Главврач, постояв несколько секунд, двинулся к выходу, сестра засеменила за ним. Ольшанская вышла последней, движения ее были замедленными. Ягунин подумал, что Нина Дмитриевна надеется: вот, мол, сердитый старикан уйдет и забудет. Не тут-то было! Когда Ольшанская вышла из палаты, чья-то рука плотно прикрыла за ней дверь, и тотчас до ушей Ягунина и Никишина донеслось:
— Обход проведу сам! Идите в инфекционный. Что у вас там творится, я спрашиваю?..
Марлевая занавеска скрывала от них отсутствие стекла в двери. Так что хоть доктор Здановский и сдерживал голос, в палате слышно было каждое слово.
— Откуда эти лоботрясы? — Главврач пыхтел, как закипевший чайник. — Вы врач или сердобольная кумушка?
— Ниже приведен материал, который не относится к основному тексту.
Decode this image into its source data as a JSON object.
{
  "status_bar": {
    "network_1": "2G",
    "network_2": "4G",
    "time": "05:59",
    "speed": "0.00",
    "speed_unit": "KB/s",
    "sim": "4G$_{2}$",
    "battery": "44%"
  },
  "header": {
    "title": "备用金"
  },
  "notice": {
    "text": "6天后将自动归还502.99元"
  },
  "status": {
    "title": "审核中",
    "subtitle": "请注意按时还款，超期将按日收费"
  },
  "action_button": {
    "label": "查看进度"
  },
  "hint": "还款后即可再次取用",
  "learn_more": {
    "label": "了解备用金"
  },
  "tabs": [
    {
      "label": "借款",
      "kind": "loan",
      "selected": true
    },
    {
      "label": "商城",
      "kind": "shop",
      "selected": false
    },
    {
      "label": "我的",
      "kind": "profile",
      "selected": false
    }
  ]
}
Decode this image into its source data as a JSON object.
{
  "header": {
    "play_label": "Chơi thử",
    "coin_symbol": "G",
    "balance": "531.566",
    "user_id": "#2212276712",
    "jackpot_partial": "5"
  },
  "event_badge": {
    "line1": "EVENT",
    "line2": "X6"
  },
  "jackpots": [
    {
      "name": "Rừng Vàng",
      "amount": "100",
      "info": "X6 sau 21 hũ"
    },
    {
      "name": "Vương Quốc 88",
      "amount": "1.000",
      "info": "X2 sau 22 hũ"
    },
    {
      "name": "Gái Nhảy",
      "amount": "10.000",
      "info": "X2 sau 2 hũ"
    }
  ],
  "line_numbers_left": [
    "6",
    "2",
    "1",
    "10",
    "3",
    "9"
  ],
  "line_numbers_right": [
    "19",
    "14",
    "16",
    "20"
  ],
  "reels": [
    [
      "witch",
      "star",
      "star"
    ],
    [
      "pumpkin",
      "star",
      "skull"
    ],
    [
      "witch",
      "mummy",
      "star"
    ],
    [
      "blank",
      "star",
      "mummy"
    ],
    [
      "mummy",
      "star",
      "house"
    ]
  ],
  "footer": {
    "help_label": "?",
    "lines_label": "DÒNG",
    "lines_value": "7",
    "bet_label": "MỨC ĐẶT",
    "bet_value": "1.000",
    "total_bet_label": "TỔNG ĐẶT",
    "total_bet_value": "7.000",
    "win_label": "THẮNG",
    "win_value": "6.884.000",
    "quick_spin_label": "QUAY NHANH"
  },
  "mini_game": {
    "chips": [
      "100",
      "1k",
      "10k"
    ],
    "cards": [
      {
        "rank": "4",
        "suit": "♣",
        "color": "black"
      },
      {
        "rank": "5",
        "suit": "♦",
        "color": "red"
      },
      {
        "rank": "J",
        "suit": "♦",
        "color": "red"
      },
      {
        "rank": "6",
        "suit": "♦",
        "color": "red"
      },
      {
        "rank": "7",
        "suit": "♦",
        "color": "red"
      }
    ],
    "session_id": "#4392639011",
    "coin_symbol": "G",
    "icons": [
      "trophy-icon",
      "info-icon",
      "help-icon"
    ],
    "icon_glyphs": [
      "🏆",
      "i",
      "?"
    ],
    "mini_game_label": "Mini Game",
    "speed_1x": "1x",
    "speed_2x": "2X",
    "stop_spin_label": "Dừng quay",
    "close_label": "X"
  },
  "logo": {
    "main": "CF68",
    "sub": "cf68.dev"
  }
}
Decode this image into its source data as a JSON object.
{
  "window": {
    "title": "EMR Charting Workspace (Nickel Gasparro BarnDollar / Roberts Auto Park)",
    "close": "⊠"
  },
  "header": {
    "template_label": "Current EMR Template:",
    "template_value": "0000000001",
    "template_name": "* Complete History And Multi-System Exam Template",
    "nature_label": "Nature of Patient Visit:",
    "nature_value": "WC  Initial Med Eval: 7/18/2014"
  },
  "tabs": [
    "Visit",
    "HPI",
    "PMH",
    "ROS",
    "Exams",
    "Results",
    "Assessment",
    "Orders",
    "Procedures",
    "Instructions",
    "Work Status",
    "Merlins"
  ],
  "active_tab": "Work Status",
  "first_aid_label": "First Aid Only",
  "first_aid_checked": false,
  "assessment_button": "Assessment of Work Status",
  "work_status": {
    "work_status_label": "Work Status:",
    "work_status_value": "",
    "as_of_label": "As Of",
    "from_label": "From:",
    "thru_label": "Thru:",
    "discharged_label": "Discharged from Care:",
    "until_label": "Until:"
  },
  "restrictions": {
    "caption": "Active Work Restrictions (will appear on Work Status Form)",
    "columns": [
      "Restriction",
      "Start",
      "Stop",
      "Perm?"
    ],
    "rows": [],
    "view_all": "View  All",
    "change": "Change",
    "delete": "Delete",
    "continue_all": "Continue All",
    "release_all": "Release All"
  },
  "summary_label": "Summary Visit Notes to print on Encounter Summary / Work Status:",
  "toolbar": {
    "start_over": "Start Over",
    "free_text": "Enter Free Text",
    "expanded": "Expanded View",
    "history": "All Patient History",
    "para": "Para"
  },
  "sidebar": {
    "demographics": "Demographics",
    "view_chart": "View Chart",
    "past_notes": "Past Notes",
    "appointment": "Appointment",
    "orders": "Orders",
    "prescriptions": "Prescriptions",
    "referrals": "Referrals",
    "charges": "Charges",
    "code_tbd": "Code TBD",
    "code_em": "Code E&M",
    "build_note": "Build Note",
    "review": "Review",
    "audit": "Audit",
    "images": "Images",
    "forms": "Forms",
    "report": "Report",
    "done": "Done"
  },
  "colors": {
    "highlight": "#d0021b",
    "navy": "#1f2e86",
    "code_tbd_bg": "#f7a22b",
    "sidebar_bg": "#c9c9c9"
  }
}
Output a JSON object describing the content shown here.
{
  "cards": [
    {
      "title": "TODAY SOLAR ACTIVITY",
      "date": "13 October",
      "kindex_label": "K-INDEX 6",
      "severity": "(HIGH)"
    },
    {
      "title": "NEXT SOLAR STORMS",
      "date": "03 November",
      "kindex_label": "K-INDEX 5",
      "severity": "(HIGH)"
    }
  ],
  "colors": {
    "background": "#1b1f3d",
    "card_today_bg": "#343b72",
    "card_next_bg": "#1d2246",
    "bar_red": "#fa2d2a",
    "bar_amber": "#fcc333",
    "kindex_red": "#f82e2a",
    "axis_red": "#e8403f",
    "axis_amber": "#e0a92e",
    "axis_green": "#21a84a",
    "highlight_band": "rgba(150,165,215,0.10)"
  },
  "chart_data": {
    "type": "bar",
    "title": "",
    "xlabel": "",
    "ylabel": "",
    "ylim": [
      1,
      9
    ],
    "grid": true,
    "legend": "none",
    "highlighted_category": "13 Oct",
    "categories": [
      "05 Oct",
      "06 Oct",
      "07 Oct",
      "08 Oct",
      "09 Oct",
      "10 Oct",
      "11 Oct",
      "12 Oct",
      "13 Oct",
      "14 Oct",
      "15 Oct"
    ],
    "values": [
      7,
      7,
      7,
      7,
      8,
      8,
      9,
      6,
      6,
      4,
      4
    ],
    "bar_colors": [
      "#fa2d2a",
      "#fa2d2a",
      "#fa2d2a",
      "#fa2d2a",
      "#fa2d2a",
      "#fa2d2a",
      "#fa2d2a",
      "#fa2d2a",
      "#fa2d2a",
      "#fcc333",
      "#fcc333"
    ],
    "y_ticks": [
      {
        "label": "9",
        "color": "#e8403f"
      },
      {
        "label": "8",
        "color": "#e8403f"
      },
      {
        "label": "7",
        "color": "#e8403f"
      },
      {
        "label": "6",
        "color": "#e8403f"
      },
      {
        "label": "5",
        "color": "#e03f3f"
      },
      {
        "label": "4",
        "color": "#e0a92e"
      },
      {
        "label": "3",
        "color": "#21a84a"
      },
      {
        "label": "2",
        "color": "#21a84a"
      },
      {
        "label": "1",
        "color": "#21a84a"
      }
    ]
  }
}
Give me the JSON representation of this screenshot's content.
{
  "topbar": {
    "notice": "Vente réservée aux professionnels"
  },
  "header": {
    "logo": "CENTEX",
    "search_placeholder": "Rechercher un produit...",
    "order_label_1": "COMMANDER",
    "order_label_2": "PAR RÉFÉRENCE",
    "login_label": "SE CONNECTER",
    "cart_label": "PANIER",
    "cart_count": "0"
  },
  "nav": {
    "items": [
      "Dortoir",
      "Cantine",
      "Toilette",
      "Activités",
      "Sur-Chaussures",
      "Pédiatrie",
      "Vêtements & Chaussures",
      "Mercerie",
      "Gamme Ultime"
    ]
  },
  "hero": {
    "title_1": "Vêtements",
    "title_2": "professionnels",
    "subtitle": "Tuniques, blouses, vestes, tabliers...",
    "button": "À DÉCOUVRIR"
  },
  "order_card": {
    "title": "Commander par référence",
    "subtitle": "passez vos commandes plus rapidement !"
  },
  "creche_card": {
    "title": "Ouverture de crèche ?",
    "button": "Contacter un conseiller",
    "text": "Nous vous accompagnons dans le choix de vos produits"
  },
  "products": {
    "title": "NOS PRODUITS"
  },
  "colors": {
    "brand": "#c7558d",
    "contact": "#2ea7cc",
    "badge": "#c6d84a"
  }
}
Симулянтов различать разучились, да?
Судя по тяжелым шагам, Здановский двинулся дальше.
— Стоило только уехать, и уже черт знает что, — слышалось из коридора. — Не госпиталь, а постоялый двор! Да!
Рассерженный доктор затих, и уже издалека донеслось лишь приглушенное:
— Чтоб завтра же духу их не было!..
Ягунин с Никишиным озадаченно переглянулись.
— Вот так штука, — сказал огорченный Никишин. Ему от души было жаль симпатичную докторшу.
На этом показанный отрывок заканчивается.